Al acercarse la temporada de cosecha del cultivo de trigo, el director de Gestión Ambiental  para el Desarrollo Sustentable, Jaime Alfonso Martínez Ochoa, exhortó a los productores del Valle del Yaqui a no quemar gavilla, sino reincorporar los residuos al suelo y establecer una agricultura responsable que contribuya a una mayor conservación y protección del medio ambiente, así como evitar daños a la salud.

“Es por ello que, en apego al Programa Federal “Sembrando Vida” y alineados al programa “Cajeme al 100″, advertimos con anticipación a los productores sobre los daños a los organismos vivientes, y al mismo suelo, que trae consigo la quema de la paja del trigo, por lo que esperamos que se haya generado mayor conciencia y actúen en consecuencia”, señaló Martínez Ochoa.

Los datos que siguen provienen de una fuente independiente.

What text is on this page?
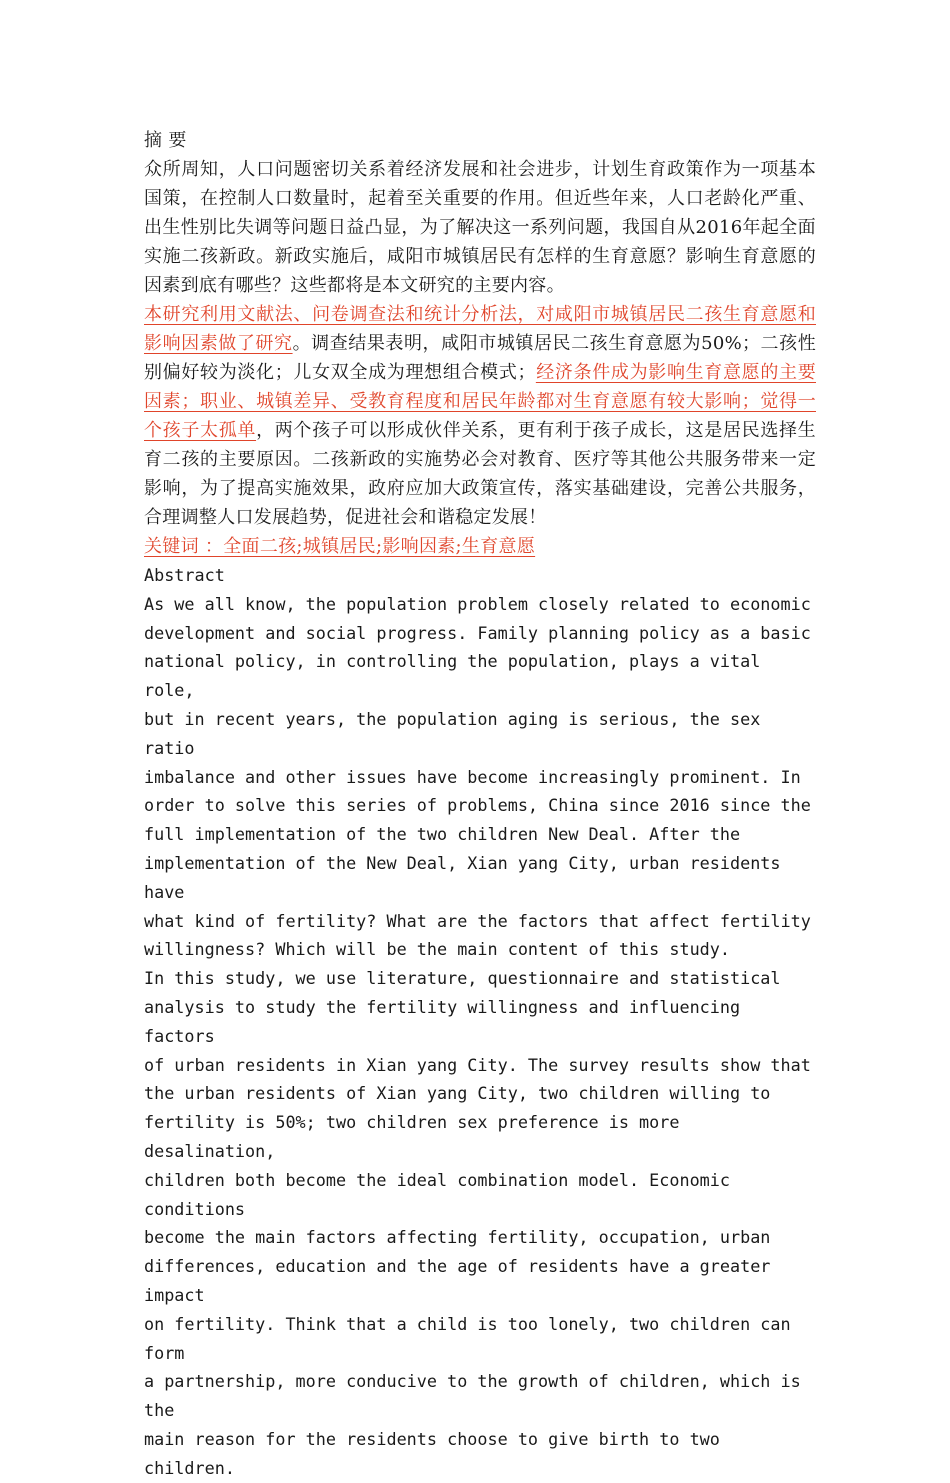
摘 要

众所周知，人口问题密切关系着经济发展和社会进步，计划生育政策作为一项基本国策，在控制人口数量时，起着至关重要的作用。但近些年来，人口老龄化严重、出生性别比失调等问题日益凸显，为了解决这一系列问题，我国自从2016年起全面实施二孩新政。新政实施后，咸阳市城镇居民有怎样的生育意愿？影响生育意愿的因素到底有哪些？这些都将是本文研究的主要内容。

本研究利用文献法、问卷调查法和统计分析法，对咸阳市城镇居民二孩生育意愿和影响因素做了研究。调查结果表明，咸阳市城镇居民二孩生育意愿为50%；二孩性别偏好较为淡化；儿女双全成为理想组合模式；经济条件成为影响生育意愿的主要因素；职业、城镇差异、受教育程度和居民年龄都对生育意愿有较大影响；觉得一个孩子太孤单，两个孩子可以形成伙伴关系，更有利于孩子成长，这是居民选择生育二孩的主要原因。二孩新政的实施势必会对教育、医疗等其他公共服务带来一定影响，为了提高实施效果，政府应加大政策宣传，落实基础建设，完善公共服务，合理调整人口发展趋势，促进社会和谐稳定发展！

关键词 ：全面二孩;城镇居民;影响因素;生育意愿

Abstract

As we all know, the population problem closely related to economic
development and social progress. Family planning policy as a basic
national policy, in controlling the population, plays a vital role,
but in recent years, the population aging is serious, the sex ratio
imbalance and other issues have become increasingly prominent. In
order to solve this series of problems, China since 2016 since the
full implementation of the two children New Deal. After the
implementation of the New Deal, Xian yang City, urban residents have
what kind of fertility? What are the factors that affect fertility
willingness? Which will be the main content of this study.

In this study, we use literature, questionnaire and statistical
analysis to study the fertility willingness and influencing factors
of urban residents in Xian yang City. The survey results show that
the urban residents of Xian yang City, two children willing to
fertility is 50%; two children sex preference is more desalination,
children both become the ideal combination model. Economic conditions
become the main factors affecting fertility, occupation, urban
differences, education and the age of residents have a greater impact
on fertility. Think that a child is too lonely, two children can form
a partnership, more conducive to the growth of children, which is the
main reason for the residents choose to give birth to two children.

A fin de contrarrestar el riesgo para la salud de los cajemenses, así como los problemas ambientales, reiteró el llamado a los agricultores del Valle del Yaqui para evitar la quema de gavilla a cielo abierto durante el presente ciclo, la cual  está prohibida en el reglamento ambiental en materia de ecología, de lo contrario, podrían ser acreedores a un multa que se incrementó a 3 mil 300 pesos por hectárea de cultivo.

Agregó que durante la temporada de cosecha del trigo, los verificadores de la Dirección de Gestión Ambiental vigilarán las 24 horas el Valle del Yaqui para detectar si se registra la quema de esquilmos, apoyados por 12 patrullas que se encargan de la seguridad en el área rural.

“Contamos con estadísticas del IMSS, que demuestran que la quema de gavilla genera humo, gases y polvo y al mismo tiempo aumenta la temperatura, lo que provoca daños a la salud, como afectaciones en vías respiratorias y conjuntivitis, así como enfermedades del corazón y otros órganos; por ello reitero la importancia de concientizar a quienes realizan esta práctica para evitar llevarla a cabo”, enfatizó el funcionario municipal.

Razón que obliga a los productores, dijo, a buscar nuevas y mejores prácticas, como lo es la labranza de conservación, la cual permite reincorporar la paja de trigo a la tierra de cultivo evitando el daño ecológico y de salud en el Valle del Yaqui.